Question

A computer producing factory has only two plants \(T_1\) and \(T_2\). Plant \(T_1\) produces 20% and plant \(T_2\) produces 80% of total computers produced. 7% of computers produced in the factory turn out to be defective. It is known that \( P(\text{computer turns out to be defective given that it is produced in plant } T_1) = 10P(\text{computer turns out to be defective given that it is produced in plant } T_2)\), where \( P(E) \) denotes the probability of an event \(E\). A computer produced in the factory is randomly selected and it does not turn out to be defective.
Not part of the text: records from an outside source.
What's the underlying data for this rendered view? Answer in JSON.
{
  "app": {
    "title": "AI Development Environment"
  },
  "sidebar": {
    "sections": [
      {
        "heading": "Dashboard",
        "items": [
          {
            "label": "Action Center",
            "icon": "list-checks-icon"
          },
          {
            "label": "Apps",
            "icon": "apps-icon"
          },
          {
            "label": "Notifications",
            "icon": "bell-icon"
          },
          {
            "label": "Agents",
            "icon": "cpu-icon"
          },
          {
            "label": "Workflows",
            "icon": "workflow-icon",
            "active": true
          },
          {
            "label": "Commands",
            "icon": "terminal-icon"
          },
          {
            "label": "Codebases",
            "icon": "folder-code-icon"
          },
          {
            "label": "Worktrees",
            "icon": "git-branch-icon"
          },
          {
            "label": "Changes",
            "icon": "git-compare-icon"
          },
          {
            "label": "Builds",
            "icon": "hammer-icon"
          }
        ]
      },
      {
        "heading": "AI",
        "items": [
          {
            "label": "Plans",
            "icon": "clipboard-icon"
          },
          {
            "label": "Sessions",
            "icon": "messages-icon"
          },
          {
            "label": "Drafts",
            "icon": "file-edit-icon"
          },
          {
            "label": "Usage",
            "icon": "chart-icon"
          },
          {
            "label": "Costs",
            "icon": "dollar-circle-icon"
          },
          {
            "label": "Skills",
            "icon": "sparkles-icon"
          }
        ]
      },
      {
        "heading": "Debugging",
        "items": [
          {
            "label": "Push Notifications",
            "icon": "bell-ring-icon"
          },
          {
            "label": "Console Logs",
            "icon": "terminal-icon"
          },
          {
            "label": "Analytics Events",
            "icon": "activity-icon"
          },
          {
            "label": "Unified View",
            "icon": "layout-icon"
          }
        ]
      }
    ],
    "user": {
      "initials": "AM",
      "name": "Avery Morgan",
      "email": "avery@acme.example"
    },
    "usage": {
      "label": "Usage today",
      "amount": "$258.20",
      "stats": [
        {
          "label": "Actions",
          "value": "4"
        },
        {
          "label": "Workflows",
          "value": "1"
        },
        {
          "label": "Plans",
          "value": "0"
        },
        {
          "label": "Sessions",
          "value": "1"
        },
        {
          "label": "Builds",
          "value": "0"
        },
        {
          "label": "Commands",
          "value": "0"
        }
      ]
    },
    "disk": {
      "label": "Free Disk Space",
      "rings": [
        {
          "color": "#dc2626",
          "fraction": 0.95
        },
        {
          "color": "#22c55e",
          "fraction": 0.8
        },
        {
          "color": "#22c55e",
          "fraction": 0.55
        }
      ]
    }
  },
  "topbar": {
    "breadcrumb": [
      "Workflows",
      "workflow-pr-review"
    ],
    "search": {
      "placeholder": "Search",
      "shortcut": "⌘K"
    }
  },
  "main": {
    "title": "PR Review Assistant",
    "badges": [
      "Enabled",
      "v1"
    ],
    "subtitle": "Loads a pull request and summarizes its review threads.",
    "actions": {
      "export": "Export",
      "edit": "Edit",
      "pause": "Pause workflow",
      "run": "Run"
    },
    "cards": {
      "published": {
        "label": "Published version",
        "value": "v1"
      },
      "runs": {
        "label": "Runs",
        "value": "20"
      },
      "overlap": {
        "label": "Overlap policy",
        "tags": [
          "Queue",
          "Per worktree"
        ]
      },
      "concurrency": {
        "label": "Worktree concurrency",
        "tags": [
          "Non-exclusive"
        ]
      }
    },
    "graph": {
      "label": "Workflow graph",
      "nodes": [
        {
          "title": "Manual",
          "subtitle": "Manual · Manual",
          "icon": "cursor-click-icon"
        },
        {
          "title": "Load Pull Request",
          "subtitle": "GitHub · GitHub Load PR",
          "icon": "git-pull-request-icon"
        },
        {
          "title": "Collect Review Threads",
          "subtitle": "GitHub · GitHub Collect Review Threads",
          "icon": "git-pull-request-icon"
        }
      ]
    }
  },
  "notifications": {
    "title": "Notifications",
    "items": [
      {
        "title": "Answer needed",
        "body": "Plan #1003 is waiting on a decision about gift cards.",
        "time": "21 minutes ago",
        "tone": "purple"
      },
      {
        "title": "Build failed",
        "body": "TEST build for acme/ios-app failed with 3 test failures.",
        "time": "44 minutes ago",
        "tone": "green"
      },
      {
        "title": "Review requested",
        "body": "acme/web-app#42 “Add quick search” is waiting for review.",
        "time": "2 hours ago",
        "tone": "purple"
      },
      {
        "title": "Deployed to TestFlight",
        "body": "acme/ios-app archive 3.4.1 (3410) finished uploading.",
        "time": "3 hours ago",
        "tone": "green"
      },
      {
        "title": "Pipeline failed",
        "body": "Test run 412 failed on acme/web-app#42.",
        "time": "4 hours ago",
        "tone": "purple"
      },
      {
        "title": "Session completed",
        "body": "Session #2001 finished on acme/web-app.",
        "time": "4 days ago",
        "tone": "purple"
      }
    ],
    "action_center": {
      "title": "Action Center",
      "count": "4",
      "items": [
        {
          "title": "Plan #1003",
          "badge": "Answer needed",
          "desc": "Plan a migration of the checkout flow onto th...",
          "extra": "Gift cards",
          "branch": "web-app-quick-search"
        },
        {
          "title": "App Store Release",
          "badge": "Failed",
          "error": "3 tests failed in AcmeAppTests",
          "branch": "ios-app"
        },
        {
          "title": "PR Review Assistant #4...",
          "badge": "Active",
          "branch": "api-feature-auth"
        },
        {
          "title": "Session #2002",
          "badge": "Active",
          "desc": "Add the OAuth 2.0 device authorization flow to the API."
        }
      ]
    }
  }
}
Then the probability that it is produced in plant \(T_2\) is

• A. \( \frac{36}{73} \)
• B. \( \frac{47}{79} \)
• C. \( \frac{78}{93} \)
• D. \( \frac{75}{83} \)

Hint:

To solve problems involving conditional probability, use Bayes' Theorem to calculate the desired probability based on known conditions.

Answer 1

The Correct Option is C

Let the total number of computers produced be 100. Then:
- \( P(T_1) = 0.20 \) (probability that a computer is produced in plant \(T_1\))
- \( P(T_2) = 0.80 \) (probability that a computer is produced in plant \(T_2\))
Let \( P(D|T_1) \) represent the probability that a computer is defective given it is produced in \(T_1\), and \( P(D|T_2) \) represent the probability that a computer is defective given it is produced in \(T_2\). We are given that:
\[ P(D|T_1) = 10P(D|T_2) \] Using the law of total probability, we know that the total probability of selecting a defective computer is:
\[ P(D) = P(D|T_1)P(T_1) + P(D|T_2)P(T_2) \] Substitute the values into the equation:
\[ P(D) = 10P(D|T_2) \times 0.20 + P(D|T_2) \times 0.80 \] Simplifying:
\[ P(D) = P(D|T_2) \times (2 + 0.80) = P(D|T_2) \times 2.8 \] We are also told that 7% of the computers are defective, so \( P(D) = 0.07 \). Therefore:
\[ 0.07 = 2.8P(D|T_2) \] \[ P(D|T_2) = \frac{0.07}{2.8} = 0.025 \] Now we can calculate \( P(D|T_1) \):
\[ P(D|T_1) = 10P(D|T_2) = 10 \times 0.025 = 0.25 \] Next, we want to find the probability that the computer was produced in \(T_2\) given that it is not defective. Using Bayes' Theorem:
\[ P(T_2| \neg D) = \frac{P(\neg D|T_2)P(T_2)}{P(\neg D)} \] Where:
\[ P(\neg D|T_2) = 1 - P(D|T_2) = 1 - 0.025 = 0.975 \] \[ P(\neg D) = 1 - P(D) = 1 - 0.07 = 0.93 \] Substitute the values into Bayes' Theorem:
\[ P(T_2| \neg D) = \frac{0.975 \times 0.80}{0.93} = \frac{0.78}{0.93} = \frac{78}{93} \] Thus, the probability that the computer was produced in plant \( T_2 \) given that it is not defective is \( \boxed{\frac{78}{93}} \).